The U.S. Federal Reserve announced Sunday evening that it would slash interest rates to near-zero and buy billions of dollars in bonds in an effort to protect the U.S. economy from the ongoing effects of the coronavirus outbreak.
The rate cut of 100 basis points (1%) follows a cut two weeks ago by 50 basis points (0.5%). The rate will now be within a target range of 0% to 0.25%.
In a statement, the Fed said:
Consistent with its statutory mandate, the Committee seeks to foster maximum employment and price stability. The effects of the coronavirus will weigh on economic activity in the near term and pose risks to the economic outlook. In light of these developments, the Committee decided to lower the target range for the federal funds rate to 0 to 1/4 percent. The Committee expects to maintain this target range until it is confident that the economy has weathered recent events and is on track to achieve its maximum employment and price stability goals. This action will help support economic activity, strong labor market conditions, and inflation returning to the Committee’s symmetric 2 percent objective.

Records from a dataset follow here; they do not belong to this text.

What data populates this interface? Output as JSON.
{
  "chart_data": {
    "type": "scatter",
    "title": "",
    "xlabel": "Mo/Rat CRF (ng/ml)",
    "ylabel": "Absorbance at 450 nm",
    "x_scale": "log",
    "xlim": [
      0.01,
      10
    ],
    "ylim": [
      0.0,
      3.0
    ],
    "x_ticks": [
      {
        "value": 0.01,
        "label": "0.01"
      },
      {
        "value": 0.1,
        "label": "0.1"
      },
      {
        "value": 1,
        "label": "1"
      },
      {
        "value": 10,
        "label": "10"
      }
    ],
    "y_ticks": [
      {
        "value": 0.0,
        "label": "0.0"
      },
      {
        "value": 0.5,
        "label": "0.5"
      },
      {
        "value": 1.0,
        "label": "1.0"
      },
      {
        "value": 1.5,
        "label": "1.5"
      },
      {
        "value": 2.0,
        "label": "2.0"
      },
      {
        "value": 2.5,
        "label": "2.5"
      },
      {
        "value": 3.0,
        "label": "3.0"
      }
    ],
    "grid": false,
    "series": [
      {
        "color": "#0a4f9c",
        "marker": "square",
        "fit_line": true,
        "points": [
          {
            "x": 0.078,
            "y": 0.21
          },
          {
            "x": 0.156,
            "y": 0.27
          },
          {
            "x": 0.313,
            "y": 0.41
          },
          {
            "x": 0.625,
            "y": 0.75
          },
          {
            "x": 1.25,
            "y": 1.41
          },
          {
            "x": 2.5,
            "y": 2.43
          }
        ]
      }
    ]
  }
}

In a separate statement, the Fed said (emphasis added):
Federal Reserve lending to depository institutions (the “discount window”) plays an important role in supporting the liquidity and stability of the banking system and the effective implementation of monetary policy. By providing ready access to funding, the discount window helps depository institutions manage their liquidity risks efficiently and avoid actions that have negative consequences for their customers, such as withdrawing credit during times of market stress. Thus, the discount window supports the smooth flow of credit to households and businesses. Providing liquidity in this way is one of the original purposes of the Federal Reserve System and other central banks around the world.
The Federal Reserve encourages depository institutions to turn to the discount window to help meet demands for credit from households and businesses at this time. In support of this goal, the Board today announced that it will lower the primary credit rate by 150 basis points to 0.25 percent, effective March 16, 2020. This reduction in the primary credit rate reflects both the 100 basis point reduction in the target range for the federal funds rate and a 50 basis point narrowing in the primary credit rate relative to the top of the target range. Narrowing the spread of the primary credit rate relative to the general level of overnight interest rates should help encourage more active use of the window by depository institutions to meet unexpected funding needs. To further enhance the role of the discount window as a tool for banks in addressing potential funding pressures, the Board also today announced that depository institutions may borrow from the discount window for periods as long as 90 days, prepayable and renewable by the borrower on a daily basis. The Federal Reserve continues to accept the same broad range of collateral for discount window loans.
The Federal Reserve is encouraging banks to use their capital and liquidity buffers as they lend to households and businesses who are affected by the coronavirus.
President Donald Trump has been urging the Fed to cut rates since well before the coronavirus outbreak, arguing that it had raised them too quickly during the economic recovery.
The Fed also slashed banks’ reserve requirements to zero to support lending to businesses and households affected by the outbreak. It also bought hundreds of billions of dollars in government bonds and mortgage-backed securities.